Несмотря на эти предосторожности, не Консуэло, а Корилла
была приглашена на императорскую сцену. Консуэло не сумела понравиться
Марии-Терезии. Великая королева, забавляясь закулисными интригами, о которых ей
рассказывали Кауниц и Метастазио, изощряясь в изящном остроумии, желала играть
роль олицетворенного венценосного провидения для своих актеров, а те
разыгрывали перед нею кающихся грешников и демонов, обращенных на путь
истинный. Само собой разумеется, что в числе этих лицемеров, получавших за свое
мнимое благочестие маленькие пенсии и мелкие подачки, не было ни Кафариэлло, ни
Фаринелли, ни Тези, ни г-жи Гассе, короче говоря — никого из великих виртуозов,
которыми поочередно наслаждалась Вена: этим многое прощалось за их талант и
известность. Второстепенных же мест в театрах обыкновенно добивались люди,
старавшиеся подладиться под ханжеские и назидательные прихоти императрицы. И ее
величество, вносившая во все дух политической интриги, поднимала
дипломатическую суетню по поводу брака и обращения кого-либо из них.

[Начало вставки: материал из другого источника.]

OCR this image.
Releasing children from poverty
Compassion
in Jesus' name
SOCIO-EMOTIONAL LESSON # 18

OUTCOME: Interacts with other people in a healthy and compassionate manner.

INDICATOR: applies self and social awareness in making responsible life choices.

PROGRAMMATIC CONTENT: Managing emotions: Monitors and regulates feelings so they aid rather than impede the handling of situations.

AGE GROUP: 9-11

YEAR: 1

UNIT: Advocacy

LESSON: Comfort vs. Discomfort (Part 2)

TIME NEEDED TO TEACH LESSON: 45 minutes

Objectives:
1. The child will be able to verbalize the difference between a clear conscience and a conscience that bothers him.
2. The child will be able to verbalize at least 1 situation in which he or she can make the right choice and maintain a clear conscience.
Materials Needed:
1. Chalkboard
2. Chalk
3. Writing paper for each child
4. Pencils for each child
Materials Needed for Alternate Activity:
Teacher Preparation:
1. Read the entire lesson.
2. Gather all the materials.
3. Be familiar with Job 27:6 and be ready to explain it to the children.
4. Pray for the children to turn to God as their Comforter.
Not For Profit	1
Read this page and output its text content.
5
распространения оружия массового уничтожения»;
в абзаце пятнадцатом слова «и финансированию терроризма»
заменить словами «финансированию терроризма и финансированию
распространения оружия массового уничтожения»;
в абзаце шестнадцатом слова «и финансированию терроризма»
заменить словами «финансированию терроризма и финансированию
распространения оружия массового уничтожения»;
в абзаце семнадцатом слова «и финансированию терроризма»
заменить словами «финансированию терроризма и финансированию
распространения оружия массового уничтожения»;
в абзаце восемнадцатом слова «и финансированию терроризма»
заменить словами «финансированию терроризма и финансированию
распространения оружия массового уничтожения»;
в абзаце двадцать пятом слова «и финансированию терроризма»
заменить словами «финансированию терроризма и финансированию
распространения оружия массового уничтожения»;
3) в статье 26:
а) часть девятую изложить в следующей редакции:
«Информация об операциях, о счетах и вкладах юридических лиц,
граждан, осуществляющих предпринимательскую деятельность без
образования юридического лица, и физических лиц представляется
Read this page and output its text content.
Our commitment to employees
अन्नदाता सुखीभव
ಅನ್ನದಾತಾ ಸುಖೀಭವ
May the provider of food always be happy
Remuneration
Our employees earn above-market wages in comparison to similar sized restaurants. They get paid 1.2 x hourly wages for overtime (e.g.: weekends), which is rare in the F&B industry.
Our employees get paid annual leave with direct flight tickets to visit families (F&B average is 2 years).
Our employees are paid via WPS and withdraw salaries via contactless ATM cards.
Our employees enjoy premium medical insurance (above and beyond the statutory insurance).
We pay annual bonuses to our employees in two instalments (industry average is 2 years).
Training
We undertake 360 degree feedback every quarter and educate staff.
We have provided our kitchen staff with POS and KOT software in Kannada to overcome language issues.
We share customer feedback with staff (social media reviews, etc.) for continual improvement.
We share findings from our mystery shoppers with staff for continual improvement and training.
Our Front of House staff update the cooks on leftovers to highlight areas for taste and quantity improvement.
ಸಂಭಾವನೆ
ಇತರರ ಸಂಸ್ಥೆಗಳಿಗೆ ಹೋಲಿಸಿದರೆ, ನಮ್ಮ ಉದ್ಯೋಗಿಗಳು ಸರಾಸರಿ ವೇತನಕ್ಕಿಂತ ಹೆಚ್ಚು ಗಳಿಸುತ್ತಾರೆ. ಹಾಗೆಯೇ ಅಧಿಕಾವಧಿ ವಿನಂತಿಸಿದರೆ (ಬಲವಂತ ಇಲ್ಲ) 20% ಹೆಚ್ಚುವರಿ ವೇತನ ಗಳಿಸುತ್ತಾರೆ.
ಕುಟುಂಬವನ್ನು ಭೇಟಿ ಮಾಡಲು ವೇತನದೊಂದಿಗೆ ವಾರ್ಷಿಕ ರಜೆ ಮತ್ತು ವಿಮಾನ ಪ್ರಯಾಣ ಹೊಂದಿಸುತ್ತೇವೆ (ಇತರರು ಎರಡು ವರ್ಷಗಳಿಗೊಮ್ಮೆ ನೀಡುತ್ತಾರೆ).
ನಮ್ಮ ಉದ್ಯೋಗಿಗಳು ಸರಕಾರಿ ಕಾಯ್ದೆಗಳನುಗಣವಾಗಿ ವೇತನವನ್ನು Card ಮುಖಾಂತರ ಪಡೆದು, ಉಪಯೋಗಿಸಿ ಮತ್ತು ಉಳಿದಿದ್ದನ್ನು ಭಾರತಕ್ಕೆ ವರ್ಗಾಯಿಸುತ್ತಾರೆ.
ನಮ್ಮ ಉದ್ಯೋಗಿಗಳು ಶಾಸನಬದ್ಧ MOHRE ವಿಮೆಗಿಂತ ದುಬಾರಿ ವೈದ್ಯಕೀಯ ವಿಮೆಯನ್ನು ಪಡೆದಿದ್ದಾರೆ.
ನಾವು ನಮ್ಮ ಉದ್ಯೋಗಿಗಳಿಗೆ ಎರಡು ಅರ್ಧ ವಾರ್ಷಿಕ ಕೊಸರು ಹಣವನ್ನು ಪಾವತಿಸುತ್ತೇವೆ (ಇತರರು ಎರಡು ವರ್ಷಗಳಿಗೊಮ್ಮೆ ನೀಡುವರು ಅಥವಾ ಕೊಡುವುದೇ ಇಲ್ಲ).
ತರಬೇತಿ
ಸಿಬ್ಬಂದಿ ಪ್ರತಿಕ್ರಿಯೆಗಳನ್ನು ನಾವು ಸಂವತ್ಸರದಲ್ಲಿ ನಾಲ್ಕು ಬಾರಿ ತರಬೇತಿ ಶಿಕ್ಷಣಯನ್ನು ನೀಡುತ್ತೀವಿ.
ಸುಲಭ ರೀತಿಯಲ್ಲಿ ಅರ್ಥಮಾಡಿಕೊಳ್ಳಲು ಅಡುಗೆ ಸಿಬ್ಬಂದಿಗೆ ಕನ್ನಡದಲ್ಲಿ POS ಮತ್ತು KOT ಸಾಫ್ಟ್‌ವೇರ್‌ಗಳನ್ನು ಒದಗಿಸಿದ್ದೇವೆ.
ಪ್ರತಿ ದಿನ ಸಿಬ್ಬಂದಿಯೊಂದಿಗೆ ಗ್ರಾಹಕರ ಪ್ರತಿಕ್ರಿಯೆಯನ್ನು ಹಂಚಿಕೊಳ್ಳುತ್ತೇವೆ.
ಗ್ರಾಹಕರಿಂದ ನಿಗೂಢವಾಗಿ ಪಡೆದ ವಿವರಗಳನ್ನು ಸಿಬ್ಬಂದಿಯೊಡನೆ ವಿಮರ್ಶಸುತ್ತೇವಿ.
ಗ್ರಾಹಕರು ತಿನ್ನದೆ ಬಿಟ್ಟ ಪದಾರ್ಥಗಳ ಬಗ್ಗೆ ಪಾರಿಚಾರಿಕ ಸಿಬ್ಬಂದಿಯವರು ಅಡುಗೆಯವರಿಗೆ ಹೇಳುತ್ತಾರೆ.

Из
«Мемуаров» Фавара (интереснейшего романа, действительно разыгравшегося за
кулисами) видно, насколько трудно было посылать в Вену певцов и оперных актрис,
поставка которых была поручена автору. Их хотели заполучить по дешевой цене и
требовали к тому же, чтобы они были целомудренны, как весталки. Мне кажется,
этому привилегированному остроумному поставщику Марии-Терезии после усердных
поисков так-таки и не удалось найти в Париже ни одной подходящей кандидатки;
правда, это делает больше чести искренности, чем добродетели наших «оперных
девиц», как их тогда называли.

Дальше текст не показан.